Google「Stack」は日本の紙文化を脱却させペーパーレス化を加速させる?

経費削減や環境保護の観点から日本でも徐々に推奨されてきた企業や学校のペーパーレス化は、コロナ禍によってさらに加速することになったのではないだろうか。テレワークやオンラインでのコミュニケーションによって電子データでのやり取りが格段に増え、日本でも書類などの管理方法が大きく変わりつつある。そんな中Googleから、文書の整理や管理をデジタルで支援するアプリ「Stack」が実験的にリリースされた。ペーパーレス化の急速な進化も期待できるStackとはどういったものだろうか。

撮影するだけでデータ化&自動分類、テキスト化まで

テレワークの問題点として、紙ベースの業務が大半のためオンラインの業務が進まないという企業も多いという

 日本のペーパーレス化は、世界の先進国の中でもかなりの後れをとっていると言われている。これは日本に根付く“紙・印鑑文化”のためとも言われているが、働き方改革やコロナ禍でのテレワーク推奨の波も相まって2020年10月に政府は行政手続きにおけるハンコ廃止の動きを明かした。そして、ペーパーレス化に勢いをつけるかもしれない新たなサービスが登場したというから注目だ。

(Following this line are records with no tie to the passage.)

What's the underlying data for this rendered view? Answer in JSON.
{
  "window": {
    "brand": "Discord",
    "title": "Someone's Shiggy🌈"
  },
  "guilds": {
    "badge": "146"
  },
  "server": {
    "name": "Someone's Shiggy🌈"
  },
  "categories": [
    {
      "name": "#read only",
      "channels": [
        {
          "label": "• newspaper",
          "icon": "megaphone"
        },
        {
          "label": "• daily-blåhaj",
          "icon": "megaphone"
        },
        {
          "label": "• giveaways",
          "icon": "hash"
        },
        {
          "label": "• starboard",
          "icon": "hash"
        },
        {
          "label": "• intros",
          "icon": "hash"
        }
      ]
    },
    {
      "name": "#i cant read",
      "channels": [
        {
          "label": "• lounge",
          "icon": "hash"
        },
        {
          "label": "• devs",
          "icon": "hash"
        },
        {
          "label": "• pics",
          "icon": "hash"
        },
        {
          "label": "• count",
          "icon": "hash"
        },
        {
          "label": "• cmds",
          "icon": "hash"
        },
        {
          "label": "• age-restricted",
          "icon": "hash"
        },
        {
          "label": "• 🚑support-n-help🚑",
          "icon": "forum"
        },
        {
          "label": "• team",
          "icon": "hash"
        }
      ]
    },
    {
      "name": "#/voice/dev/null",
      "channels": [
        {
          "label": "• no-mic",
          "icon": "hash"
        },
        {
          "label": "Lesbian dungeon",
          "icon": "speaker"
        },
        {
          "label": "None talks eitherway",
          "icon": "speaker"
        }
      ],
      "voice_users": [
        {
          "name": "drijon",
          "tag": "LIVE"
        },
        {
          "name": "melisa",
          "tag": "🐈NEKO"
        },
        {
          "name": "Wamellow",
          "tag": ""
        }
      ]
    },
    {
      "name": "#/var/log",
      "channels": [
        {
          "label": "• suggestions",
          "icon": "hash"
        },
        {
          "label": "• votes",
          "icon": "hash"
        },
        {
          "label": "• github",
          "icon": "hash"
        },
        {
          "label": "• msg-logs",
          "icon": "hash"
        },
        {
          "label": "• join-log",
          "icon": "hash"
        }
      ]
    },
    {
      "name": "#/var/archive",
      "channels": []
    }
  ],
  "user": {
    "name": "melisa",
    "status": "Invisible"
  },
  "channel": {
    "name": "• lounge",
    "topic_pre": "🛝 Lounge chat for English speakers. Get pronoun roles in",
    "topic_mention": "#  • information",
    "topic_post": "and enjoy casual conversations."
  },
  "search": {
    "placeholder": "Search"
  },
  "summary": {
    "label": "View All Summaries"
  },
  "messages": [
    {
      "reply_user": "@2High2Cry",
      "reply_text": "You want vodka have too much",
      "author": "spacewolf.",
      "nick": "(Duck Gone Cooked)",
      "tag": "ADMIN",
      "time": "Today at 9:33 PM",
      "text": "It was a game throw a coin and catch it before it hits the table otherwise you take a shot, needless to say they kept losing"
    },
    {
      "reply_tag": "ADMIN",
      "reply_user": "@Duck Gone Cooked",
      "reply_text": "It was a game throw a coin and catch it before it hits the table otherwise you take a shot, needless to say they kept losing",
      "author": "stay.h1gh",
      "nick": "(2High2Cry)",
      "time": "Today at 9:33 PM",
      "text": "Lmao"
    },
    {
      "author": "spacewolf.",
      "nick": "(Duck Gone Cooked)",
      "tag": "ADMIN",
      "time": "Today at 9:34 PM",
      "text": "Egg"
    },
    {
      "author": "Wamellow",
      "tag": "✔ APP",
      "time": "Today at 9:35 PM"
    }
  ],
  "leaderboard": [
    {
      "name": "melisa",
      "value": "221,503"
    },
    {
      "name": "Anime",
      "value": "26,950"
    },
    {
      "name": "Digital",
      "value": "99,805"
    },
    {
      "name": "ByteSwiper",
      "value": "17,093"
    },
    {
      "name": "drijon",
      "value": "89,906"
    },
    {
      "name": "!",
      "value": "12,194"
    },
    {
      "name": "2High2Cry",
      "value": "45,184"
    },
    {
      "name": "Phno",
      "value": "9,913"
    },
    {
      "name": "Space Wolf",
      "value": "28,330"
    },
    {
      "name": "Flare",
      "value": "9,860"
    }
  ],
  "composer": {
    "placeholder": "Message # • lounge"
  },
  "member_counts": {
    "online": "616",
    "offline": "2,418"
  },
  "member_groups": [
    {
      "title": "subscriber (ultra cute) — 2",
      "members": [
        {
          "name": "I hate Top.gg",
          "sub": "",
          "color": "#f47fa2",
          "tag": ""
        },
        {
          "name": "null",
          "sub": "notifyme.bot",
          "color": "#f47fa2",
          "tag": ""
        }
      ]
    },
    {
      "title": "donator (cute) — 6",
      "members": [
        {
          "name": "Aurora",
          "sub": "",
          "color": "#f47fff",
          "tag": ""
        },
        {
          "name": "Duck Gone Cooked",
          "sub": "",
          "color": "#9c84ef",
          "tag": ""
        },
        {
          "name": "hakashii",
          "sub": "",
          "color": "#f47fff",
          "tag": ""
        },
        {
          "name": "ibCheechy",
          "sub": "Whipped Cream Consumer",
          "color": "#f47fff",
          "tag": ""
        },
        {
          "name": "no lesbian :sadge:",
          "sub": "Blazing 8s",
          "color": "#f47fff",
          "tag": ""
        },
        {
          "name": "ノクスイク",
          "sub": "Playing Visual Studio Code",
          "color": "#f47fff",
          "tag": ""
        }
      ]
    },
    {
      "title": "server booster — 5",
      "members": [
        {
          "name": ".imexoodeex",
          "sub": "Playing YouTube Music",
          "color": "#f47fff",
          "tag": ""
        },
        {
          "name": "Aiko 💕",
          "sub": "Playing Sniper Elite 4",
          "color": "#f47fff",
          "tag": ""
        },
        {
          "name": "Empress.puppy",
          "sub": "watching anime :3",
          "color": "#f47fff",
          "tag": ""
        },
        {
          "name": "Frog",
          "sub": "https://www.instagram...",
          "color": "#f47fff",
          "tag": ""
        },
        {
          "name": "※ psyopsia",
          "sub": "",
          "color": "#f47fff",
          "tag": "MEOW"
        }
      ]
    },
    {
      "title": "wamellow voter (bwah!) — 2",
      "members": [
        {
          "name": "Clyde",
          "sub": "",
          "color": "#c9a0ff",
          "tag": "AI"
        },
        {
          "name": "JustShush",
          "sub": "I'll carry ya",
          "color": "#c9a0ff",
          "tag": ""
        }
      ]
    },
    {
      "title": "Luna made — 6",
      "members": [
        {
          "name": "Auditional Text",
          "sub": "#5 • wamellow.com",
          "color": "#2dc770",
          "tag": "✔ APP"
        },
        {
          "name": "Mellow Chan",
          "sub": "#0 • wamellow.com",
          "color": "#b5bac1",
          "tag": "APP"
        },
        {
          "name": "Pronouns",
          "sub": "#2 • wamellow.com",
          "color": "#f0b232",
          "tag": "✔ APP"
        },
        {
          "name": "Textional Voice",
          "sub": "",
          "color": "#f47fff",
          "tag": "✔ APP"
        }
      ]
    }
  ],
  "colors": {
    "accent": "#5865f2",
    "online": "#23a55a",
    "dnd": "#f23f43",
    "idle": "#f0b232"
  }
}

 Googleは3月30日、紙で発行された書類を電子化できるサービスであるStackを発表。領収書や身分証明書をはじめ、様々な紙の書類の写真を撮影すると自動的にスキャンして名前を付け、カテゴリーに分類する。スキャン中には書類上で最も重要な情報も判別され、その情報をもとに利用者は書類の検索やアクセスが可能になるという。また、書類のタイトルだけでなく全文から必要なテキストを検出しアクセスできるのも、他サービスとは大きく異なる点だ。

 こうなると、あらゆる企業機密情報や個人情報がデータ化されることとなり、セキュリティ面の強化がこれまで以上に求められてくるだろう。しかし、そこはGoogle。高性能なセキュリティとテクノロジーを活かして情報を保護するとしている。アプリを使いはじめる際には、ログイン時の顔認証・指紋認証によるセキュリティのカスタマイズもできる。まだ実験段階ではあるが、安全性もしっかりと担保されているようだ。
 便利かつ効率的なアプリであることが伺えるが、日本の企業はどれほど積極的に導入に踏み込むだろうか。